Walter Gottlieb: Why is Nikki Haley’s argument that we have to cut Social Security for our children and grandchildren by raising the retirement age so faulty, so spurious? She’s out there banging the drum all the time for that.

Rep. Larson: Yeah and isn’t it ironic how politics makes for strange bedfellows. Donald Trump is running ads against her for doing that.

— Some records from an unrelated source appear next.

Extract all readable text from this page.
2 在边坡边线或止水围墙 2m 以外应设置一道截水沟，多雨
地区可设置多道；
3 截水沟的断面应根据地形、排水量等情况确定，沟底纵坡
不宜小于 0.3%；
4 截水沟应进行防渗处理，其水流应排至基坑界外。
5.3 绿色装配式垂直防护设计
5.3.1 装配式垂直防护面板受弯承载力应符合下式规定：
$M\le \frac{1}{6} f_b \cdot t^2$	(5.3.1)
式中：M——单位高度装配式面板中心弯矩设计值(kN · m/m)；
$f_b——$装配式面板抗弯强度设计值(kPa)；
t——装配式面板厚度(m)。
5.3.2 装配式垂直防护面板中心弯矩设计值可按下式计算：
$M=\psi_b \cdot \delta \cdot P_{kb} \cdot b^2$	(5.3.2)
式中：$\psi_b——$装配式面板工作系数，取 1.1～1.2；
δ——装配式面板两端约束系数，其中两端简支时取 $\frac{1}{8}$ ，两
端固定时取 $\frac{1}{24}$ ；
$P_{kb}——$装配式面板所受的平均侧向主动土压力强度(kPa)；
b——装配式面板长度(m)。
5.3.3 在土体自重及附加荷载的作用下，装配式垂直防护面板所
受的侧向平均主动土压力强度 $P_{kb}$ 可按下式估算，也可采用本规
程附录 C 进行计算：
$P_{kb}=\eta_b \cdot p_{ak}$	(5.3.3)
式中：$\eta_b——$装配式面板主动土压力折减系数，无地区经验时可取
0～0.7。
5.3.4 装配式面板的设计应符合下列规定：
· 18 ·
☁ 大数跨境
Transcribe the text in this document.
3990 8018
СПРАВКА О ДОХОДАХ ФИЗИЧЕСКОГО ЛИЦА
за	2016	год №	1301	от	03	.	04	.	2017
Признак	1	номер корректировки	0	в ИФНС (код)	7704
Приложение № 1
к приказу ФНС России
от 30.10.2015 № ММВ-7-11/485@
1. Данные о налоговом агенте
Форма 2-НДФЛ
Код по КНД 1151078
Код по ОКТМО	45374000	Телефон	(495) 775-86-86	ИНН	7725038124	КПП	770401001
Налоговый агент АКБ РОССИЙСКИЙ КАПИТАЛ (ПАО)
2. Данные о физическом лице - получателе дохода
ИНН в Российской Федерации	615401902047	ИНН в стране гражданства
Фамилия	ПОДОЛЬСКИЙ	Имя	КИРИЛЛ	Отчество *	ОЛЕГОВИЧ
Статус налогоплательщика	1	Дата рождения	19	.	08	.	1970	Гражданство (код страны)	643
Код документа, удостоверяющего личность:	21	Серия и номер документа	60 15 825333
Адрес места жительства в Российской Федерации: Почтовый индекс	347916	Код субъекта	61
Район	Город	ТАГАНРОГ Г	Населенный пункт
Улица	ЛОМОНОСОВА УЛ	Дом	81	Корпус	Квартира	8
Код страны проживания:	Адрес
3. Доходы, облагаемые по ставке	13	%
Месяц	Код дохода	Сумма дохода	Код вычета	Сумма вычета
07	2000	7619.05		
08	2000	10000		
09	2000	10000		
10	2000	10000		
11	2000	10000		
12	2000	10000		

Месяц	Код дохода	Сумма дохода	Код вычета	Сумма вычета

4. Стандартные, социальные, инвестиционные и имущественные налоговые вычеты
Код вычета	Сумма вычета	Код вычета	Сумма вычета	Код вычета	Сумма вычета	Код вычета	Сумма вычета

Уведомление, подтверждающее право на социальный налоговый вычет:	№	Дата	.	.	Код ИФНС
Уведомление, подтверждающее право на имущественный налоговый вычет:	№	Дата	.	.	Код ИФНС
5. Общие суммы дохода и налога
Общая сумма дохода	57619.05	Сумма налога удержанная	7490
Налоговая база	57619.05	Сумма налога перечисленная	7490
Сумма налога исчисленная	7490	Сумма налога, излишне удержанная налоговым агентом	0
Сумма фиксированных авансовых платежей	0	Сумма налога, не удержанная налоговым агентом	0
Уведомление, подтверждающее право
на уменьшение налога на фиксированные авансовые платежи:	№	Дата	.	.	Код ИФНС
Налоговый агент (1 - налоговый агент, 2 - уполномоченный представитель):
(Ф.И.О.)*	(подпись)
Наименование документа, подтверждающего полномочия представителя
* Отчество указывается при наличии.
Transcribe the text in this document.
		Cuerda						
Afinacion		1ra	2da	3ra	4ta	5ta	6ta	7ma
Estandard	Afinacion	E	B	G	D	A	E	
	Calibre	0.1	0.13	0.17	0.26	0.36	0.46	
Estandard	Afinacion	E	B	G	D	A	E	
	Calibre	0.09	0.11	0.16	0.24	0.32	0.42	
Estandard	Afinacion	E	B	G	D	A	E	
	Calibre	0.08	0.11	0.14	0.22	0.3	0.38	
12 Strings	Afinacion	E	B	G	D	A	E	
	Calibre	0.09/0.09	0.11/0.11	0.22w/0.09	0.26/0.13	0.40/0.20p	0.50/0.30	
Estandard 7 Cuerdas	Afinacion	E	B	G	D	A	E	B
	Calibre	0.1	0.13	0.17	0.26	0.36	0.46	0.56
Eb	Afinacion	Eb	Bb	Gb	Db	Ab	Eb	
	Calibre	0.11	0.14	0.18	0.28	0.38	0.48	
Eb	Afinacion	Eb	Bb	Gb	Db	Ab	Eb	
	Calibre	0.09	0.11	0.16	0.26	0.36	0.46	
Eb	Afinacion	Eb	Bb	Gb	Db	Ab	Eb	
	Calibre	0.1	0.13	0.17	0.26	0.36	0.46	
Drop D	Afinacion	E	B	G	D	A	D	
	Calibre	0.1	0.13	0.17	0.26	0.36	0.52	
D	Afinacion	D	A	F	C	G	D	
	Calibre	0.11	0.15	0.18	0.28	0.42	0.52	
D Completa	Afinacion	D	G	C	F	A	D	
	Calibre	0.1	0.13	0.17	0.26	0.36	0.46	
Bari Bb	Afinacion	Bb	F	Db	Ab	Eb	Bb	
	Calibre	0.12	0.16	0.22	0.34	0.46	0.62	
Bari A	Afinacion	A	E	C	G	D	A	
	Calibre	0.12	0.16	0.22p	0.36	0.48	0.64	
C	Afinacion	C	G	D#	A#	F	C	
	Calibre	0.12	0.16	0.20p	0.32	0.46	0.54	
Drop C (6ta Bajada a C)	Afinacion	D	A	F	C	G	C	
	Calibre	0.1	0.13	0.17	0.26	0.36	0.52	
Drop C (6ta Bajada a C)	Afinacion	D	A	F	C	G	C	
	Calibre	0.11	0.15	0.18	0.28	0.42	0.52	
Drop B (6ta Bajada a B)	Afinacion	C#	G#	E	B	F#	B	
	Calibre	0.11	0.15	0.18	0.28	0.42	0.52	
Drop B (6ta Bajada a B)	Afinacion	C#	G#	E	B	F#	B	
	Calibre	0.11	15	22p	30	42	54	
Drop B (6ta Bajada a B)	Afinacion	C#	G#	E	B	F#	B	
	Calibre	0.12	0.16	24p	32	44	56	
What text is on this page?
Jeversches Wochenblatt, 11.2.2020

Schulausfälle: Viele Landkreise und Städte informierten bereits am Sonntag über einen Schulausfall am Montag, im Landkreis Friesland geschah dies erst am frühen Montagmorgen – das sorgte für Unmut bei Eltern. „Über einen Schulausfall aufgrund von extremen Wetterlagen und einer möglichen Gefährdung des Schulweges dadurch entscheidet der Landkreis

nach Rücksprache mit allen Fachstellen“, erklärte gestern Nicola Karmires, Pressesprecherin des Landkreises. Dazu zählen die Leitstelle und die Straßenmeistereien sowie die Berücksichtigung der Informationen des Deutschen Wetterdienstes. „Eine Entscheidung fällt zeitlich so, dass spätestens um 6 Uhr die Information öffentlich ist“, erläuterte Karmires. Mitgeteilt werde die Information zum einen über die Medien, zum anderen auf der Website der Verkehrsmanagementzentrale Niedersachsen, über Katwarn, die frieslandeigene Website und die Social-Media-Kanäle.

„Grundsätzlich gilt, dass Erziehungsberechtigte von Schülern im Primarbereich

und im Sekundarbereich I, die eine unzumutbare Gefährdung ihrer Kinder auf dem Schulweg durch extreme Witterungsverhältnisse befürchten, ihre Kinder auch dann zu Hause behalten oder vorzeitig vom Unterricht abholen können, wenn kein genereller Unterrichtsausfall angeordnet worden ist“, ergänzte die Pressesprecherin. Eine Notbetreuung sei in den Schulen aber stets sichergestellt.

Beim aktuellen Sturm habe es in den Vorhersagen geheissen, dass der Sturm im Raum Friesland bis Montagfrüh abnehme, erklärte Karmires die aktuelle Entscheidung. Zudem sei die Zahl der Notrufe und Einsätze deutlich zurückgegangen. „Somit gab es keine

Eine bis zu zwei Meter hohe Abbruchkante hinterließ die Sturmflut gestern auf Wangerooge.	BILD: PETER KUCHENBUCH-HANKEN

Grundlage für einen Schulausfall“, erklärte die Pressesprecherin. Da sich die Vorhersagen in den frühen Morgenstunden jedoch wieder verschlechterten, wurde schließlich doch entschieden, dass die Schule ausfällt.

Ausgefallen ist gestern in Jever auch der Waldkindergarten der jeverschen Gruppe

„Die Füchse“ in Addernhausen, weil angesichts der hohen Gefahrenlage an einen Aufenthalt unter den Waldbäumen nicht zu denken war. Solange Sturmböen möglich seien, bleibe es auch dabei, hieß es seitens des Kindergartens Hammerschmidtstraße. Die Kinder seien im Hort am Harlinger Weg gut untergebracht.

Walter Gottlieb: Right. Right.

Rep. Larson: And here’s why it’s so bad: because for every year you raise the age, that’s a 7% cut in benefits. And the logic they try to apply is – “Well, since people are living longer, we should raise the age.” That sounds like it might make sense until you realize that for every year you raise the age – that’s a 7% cut in benefits. So, to go to age 70 as the Republican Study committee has called for, and that’s what she’s following, their suggestion would be to cut benefits by 21%. Thankfully, President Biden has said that Social Security is a sacred trust. He has come out strongly and said that not only is he going to extend the solvency but recognizes that we have to extend the benefits. He’s called for the repeal of WEP and GPO. He’s supported this, but he’s also been very firm – unlike the other side – he’s said it’s got to be paid for. But here’s how I’m going to pay for it – we’re going to lift the cap on people making over $400,000. Every town hall that I have, every meeting that I go to, including the one with labor, I say, “Raise your hand if you’re making more than $400,000.”

Walter Gottlieb: Right.

Rep. Larson: So that’s about 1% of the American people that are making over $400,000. And many of them, Walter, all say the same thing: “I’m glad to pay my fair share of what I owe. I’m an American. It’s the right thing to do for all of our people.”

Walter Gottlieb: The Patriotic Millionaires group celebrates with us, or bemoans with us, that time of the year, which is coming up soon, when millionaires stop paying into Social Security because they don’t think it’s fair that millionaires stop paying when the rest of us pay all year.

Rep. Larson: Bill Gates and Warren Buffet start paying into Social Security in January.

Walter Gottlieb: And stop two days later.

Rep. Larson: Yeah, exactly. As you said, the Patriotic Millionaires – they all recognize this, that the right thing to do is to lift this cap and have people who have enormous wealth, just pay their fair share. It will allow us to extend Social Security out by more than 30 years and also enhance benefits…

Walter Gottlieb: We have supported your Social Security 2100 Act from the very beginning, and we want to see it taken up by the full House. And we really thank you, Congressman Larson, for your leadership on this issue, sincerely, on behalf of all our members and supporters.